Music Bugle – What would you say is the biggest challenge in being a trio? 

Sean McCann – The only real challenge we can think of is playing live. Shane layers different guitar parts on recordings, so having that “rock band” fullness live with only one guitar is tricky., but beyond the issue of live shows, it’s great. For one, scheduling with only three people is a total breeze. Creative choices are a lot easier to make with less people, but at the same time, there’s more space for everyone to be involved and collaborative. You don’t really have to “stay in your lane” as much and I imagine that’s something larger bands might have to consider.

Music Bugle – How would you describe Nashville to someone who has never been there before?

JC Balserak – You’ll get out of Nashville whatever you set your intention on, in my experience! The server at your favorite bar is more than likely also a budding singer, so it’s easy to find common ground with total strangers. It’s a friendlier place than Los Angeles, but about as difficult to stand out in as a band, just because of the sheer volume of talent. I’ve learned so much from just living here and immersing myself in the musical community.

Music Bugle – What has been your biggest memory while with the band? 

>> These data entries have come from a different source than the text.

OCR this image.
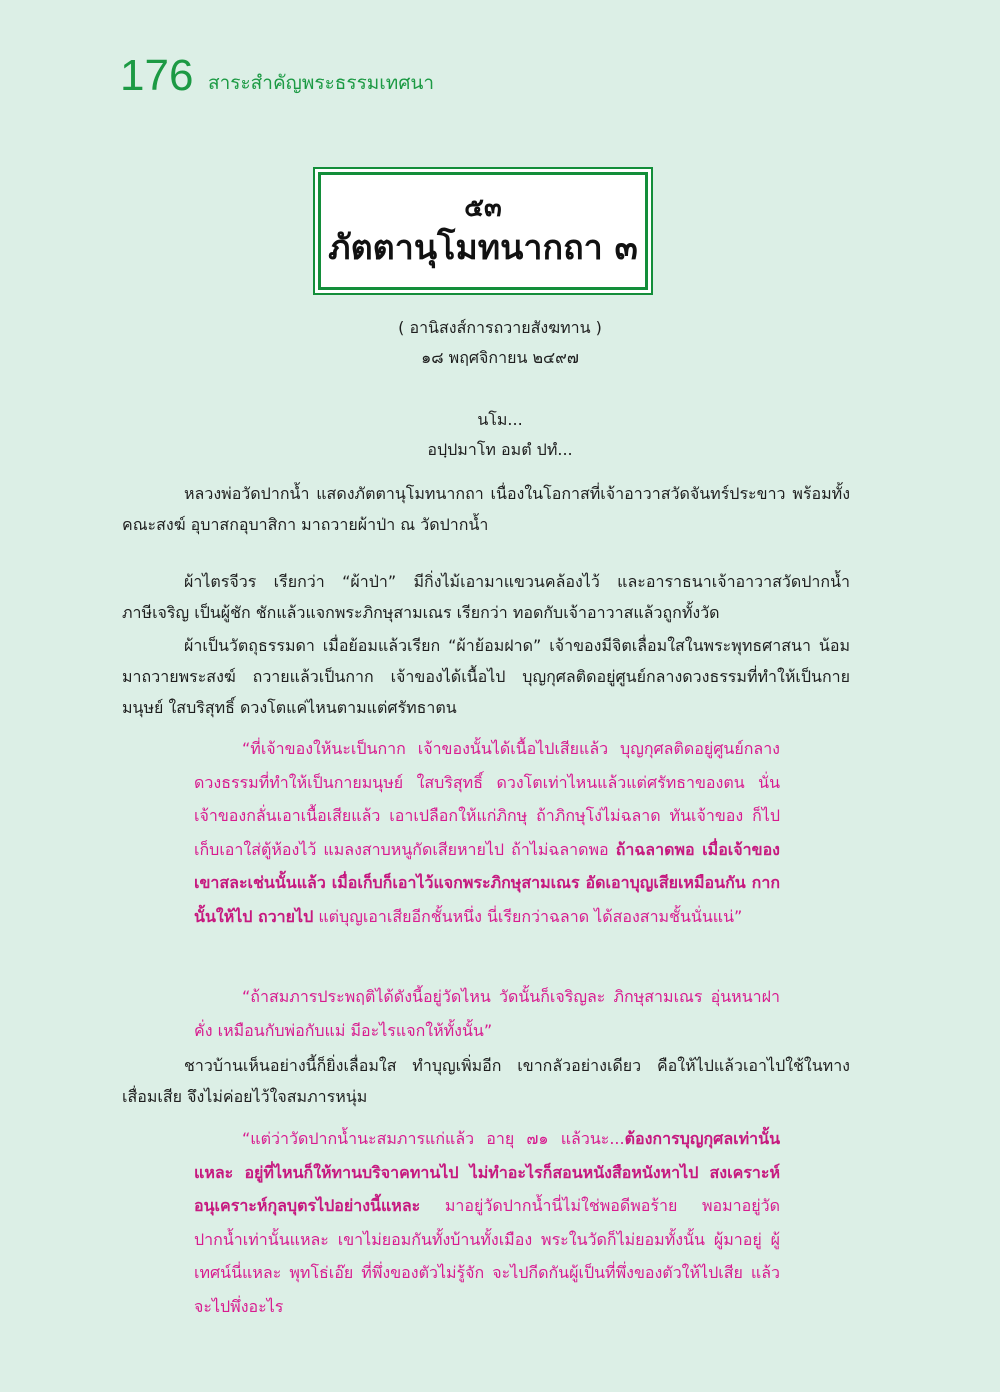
176 สาระสำคัญพระธรรมเทศนา
๕๓
ภัตตานุโมทนากถา ๓
( อานิสงส์การถวายสังฆทาน )
๑๘ พฤศจิกายน ๒๔๙๗
นโม...
อปฺปมาโท อมตํ ปทํ...

หลวงพ่อวัดปากน้ำ แสดงภัตตานุโมทนากถา เนื่องในโอกาสที่เจ้าอาวาสวัดจันทร์ประขาว พร้อมทั้งคณะสงฆ์ อุบาสกอุบาสิกา มาถวายผ้าป่า ณ วัดปากน้ำ

ผ้าไตรจีวร เรียกว่า “ผ้าป่า” มีกิ่งไม้เอามาแขวนคล้องไว้ และอาราธนาเจ้าอาวาสวัดปากน้ำ ภาษีเจริญ เป็นผู้ชัก ชักแล้วแจกพระภิกษุสามเณร เรียกว่า ทอดกับเจ้าอาวาสแล้วถูกทั้งวัด

ผ้าเป็นวัตถุธรรมดา เมื่อย้อมแล้วเรียก “ผ้าย้อมฝาด” เจ้าของมีจิตเลื่อมใสในพระพุทธศาสนา น้อมมาถวายพระสงฆ์ ถวายแล้วเป็นกาก เจ้าของได้เนื้อไป บุญกุศลติดอยู่ศูนย์กลางดวงธรรมที่ทำให้เป็นกายมนุษย์ ใสบริสุทธิ์ ดวงโตแค่ไหนตามแต่ศรัทธาตน

“ที่เจ้าของให้นะเป็นกาก เจ้าของนั้นได้เนื้อไปเสียแล้ว บุญกุศลติดอยู่ศูนย์กลางดวงธรรมที่ทำให้เป็นกายมนุษย์ ใสบริสุทธิ์ ดวงโตเท่าไหนแล้วแต่ศรัทธาของตน นั่นเจ้าของกลั่นเอาเนื้อเสียแล้ว เอาเปลือกให้แก่ภิกษุ ถ้าภิกษุโง่ไม่ฉลาด ทันเจ้าของ ก็ไปเก็บเอาใส่ตู้ห้องไว้ แมลงสาบหนูกัดเสียหายไป ถ้าไม่ฉลาดพอ ถ้าฉลาดพอ เมื่อเจ้าของเขาสละเช่นนั้นแล้ว เมื่อเก็บก็เอาไว้แจกพระภิกษุสามเณร อัดเอาบุญเสียเหมือนกัน กากนั้นให้ไป ถวายไป แต่บุญเอาเสียอีกชั้นหนึ่ง นี่เรียกว่าฉลาด ได้สองสามชั้นนั่นแน่”

“ถ้าสมภารประพฤติได้ดังนี้อยู่วัดไหน วัดนั้นก็เจริญละ ภิกษุสามเณร อุ่นหนาฝาคั่ง เหมือนกับพ่อกับแม่ มีอะไรแจกให้ทั้งนั้น”

ชาวบ้านเห็นอย่างนี้ก็ยิ่งเลื่อมใส ทำบุญเพิ่มอีก เขากลัวอย่างเดียว คือให้ไปแล้วเอาไปใช้ในทางเสื่อมเสีย จึงไม่ค่อยไว้ใจสมภารหนุ่ม

“แต่ว่าวัดปากน้ำนะสมภารแก่แล้ว อายุ ๗๑ แล้วนะ...ต้องการบุญกุศลเท่านั้นแหละ อยู่ที่ไหนก็ให้ทานบริจาคทานไป ไม่ทำอะไรก็สอนหนังสือหนังหาไป สงเคราะห์อนุเคราะห์กุลบุตรไปอย่างนี้แหละ มาอยู่วัดปากน้ำนี่ไม่ใช่พอดีพอร้าย พอมาอยู่วัดปากน้ำเท่านั้นแหละ เขาไม่ยอมกันทั้งบ้านทั้งเมือง พระในวัดก็ไม่ยอมทั้งนั้น ผู้มาอยู่ ผู้เทศน์นี่แหละ พุทโธ่เอ๊ย ที่พึ่งของตัวไม่รู้จัก จะไปกีดกันผู้เป็นที่พึ่งของตัวให้ไปเสีย แล้วจะไปพึ่งอะไร
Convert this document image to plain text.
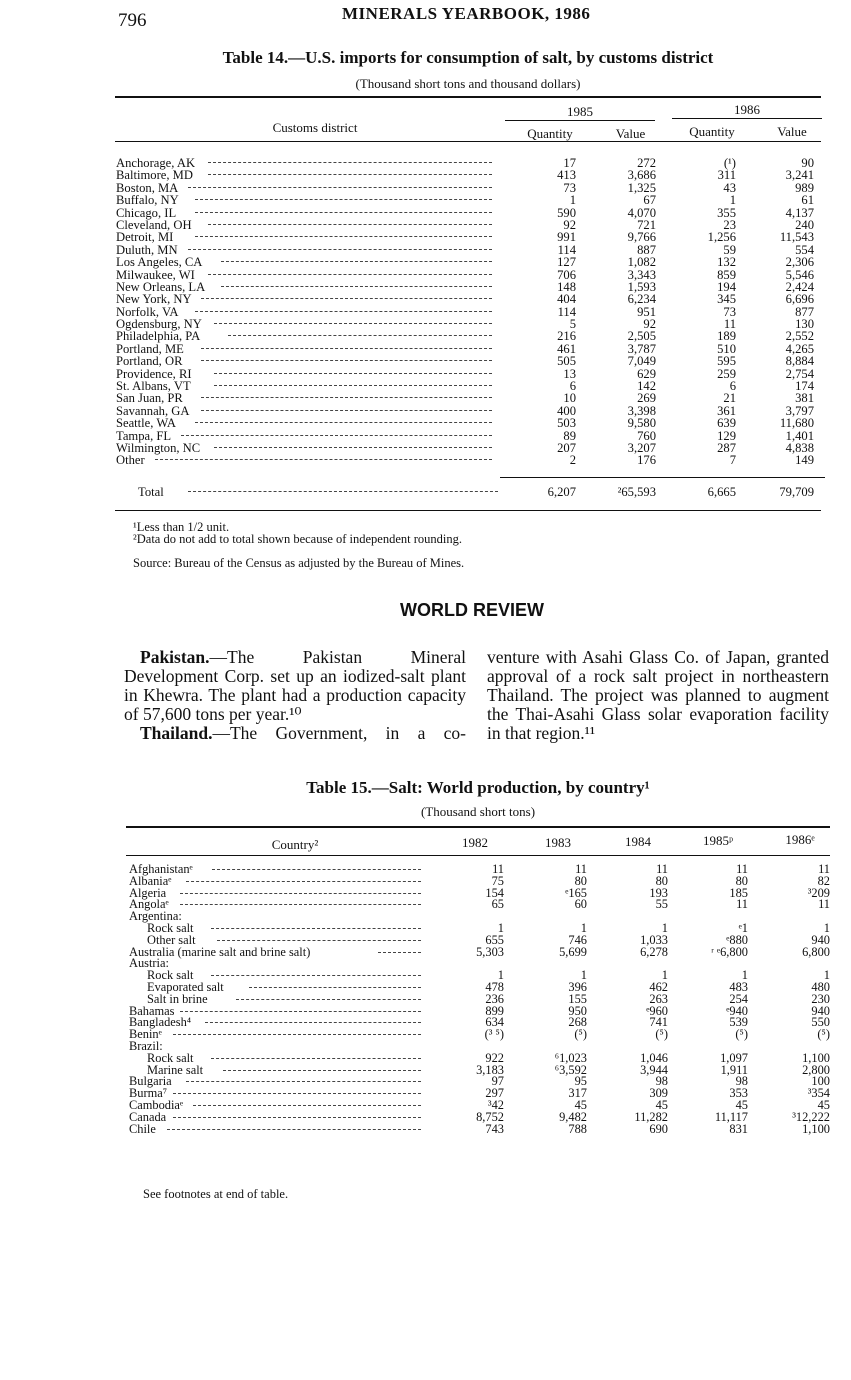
796	MINERALS YEARBOOK, 1986
Table 14.—U.S. imports for consumption of salt, by customs district
(Thousand short tons and thousand dollars)
Customs district
1985	1986
Quantity	Value	Quantity	Value
Anchorage, AK	17	272	(¹)	90
Baltimore, MD	413	3,686	311	3,241
Boston, MA	73	1,325	43	989
Buffalo, NY	1	67	1	61
Chicago, IL	590	4,070	355	4,137
Cleveland, OH	92	721	23	240
Detroit, MI	991	9,766	1,256	11,543
Duluth, MN	114	887	59	554
Los Angeles, CA	127	1,082	132	2,306
Milwaukee, WI	706	3,343	859	5,546
New Orleans, LA	148	1,593	194	2,424
New York, NY	404	6,234	345	6,696
Norfolk, VA	114	951	73	877
Ogdensburg, NY	5	92	11	130
Philadelphia, PA	216	2,505	189	2,552
Portland, ME	461	3,787	510	4,265
Portland, OR	505	7,049	595	8,884
Providence, RI	13	629	259	2,754
St. Albans, VT	6	142	6	174
San Juan, PR	10	269	21	381
Savannah, GA	400	3,398	361	3,797
Seattle, WA	503	9,580	639	11,680
Tampa, FL	89	760	129	1,401
Wilmington, NC	207	3,207	287	4,838
Other	2	176	7	149
Total	6,207	²65,593	6,665	79,709
¹Less than 1/2 unit.
²Data do not add to total shown because of independent rounding.
Source: Bureau of the Census as adjusted by the Bureau of Mines.
WORLD REVIEW
Pakistan.—The Pakistan Mineral Development Corp. set up an iodized-salt plant in Khewra. The plant had a production capacity of 57,600 tons per year.¹⁰
Thailand.—The Government, in a co-
venture with Asahi Glass Co. of Japan, granted approval of a rock salt project in northeastern Thailand. The project was planned to augment the Thai-Asahi Glass solar evaporation facility in that region.¹¹
Table 15.—Salt: World production, by country¹
(Thousand short tons)
Country²	1982	1983	1984	1985ᵖ	1986ᵉ
Afghanistanᵉ	11	11	11	11	11
Albaniaᵉ	75	80	80	80	82
Algeria	154	ᵉ165	193	185	³209
Angolaᵉ	65	60	55	11	11
Argentina:
Rock salt	1	1	1	ᵉ1	1
Other salt	655	746	1,033	ᵉ880	940
Australia (marine salt and brine salt)	5,303	5,699	6,278	ʳ ᵉ6,800	6,800
Austria:
Rock salt	1	1	1	1	1
Evaporated salt	478	396	462	483	480
Salt in brine	236	155	263	254	230
Bahamas	899	950	ᵉ960	ᵉ940	940
Bangladesh⁴	634	268	741	539	550
Beninᵉ	(³ ⁵)	(⁵)	(⁵)	(⁵)	(⁵)
Brazil:
Rock salt	922	⁶1,023	1,046	1,097	1,100
Marine salt	3,183	⁶3,592	3,944	1,911	2,800
Bulgaria	97	95	98	98	100
Burma⁷	297	317	309	353	³354
Cambodiaᵉ	³42	45	45	45	45
Canada	8,752	9,482	11,282	11,117	³12,222
Chile	743	788	690	831	1,100
See footnotes at end of table.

Shane Hurtado – My favorite band memory was when we played a private show for my sister in Illinois. She invited about 50 guests and we played a long set consisting of originals and covers. It was a special show for me because most of my family hadn’t heard our band play live for years and that night, we were all on point.

Music Bugle – What inspired you guys to write “Fall Too Soon”? 

JC Balserak – I have a very close friend who I’ve known since I was a freshman in high school. She was basically my best friend for a long time, but I could always tell there might have been something more to our friendship than either of us talked about. We hooked up a few times when we were drunk and brave enough, but we never really told each other how we felt when we were sober. For one reason or another, I figured a relationship wouldn’t have worked between us, but I still have a place in my heart where she touched me and I guess that’s what this song was expressing. You don’t have to look back on every romantic situation that didn’t pan out in a sad way.

Music Bugle – Where do you go when you feel the need to escape?

Sean McCann – I think we all rely on playing music to escape from how intense the world can feel sometimes, though lately, we’ve all spent more time in nature. JC had done lots of backpacking, camping and hiking and I’ve done some hiking and camping too.

Music Bugle – Which of your songs was the hardest to write or compose? 

Shane Hurtado – The hardest one for me to write the guitar part for was “Let Grow.” In 2015, JC and I both were drawn to a guitar/bass technique called “Thumping.” JC was taught “thumping” by its creator Reggie Wooten and I was taught by Josh Martin and watching instructional videos by Tosin Abasi. The funny thing was that we both ended up thumping a little differently. When I originally brought the idea for the song to JC, he started thumping along and our two parts wound up complimenting each other very nicely. I still cringe a little before we play it, because I know I am gonna mess up at least one thing in it! (Laughs)

Music Bugle – What’s a quote that motivates you to keep doing what you do?

Sean McCann – This might sound silly, but there’s a quote I wrote down from a MasterClass ad I saw a while ago. “You are a thought machine. Everything you see, hear, experience is usable. Whatever makes you unique as a performer, do it and know that there is room for you,” by Steve Martin, in a MasterClass ad. That quote lives on my bedroom wall now!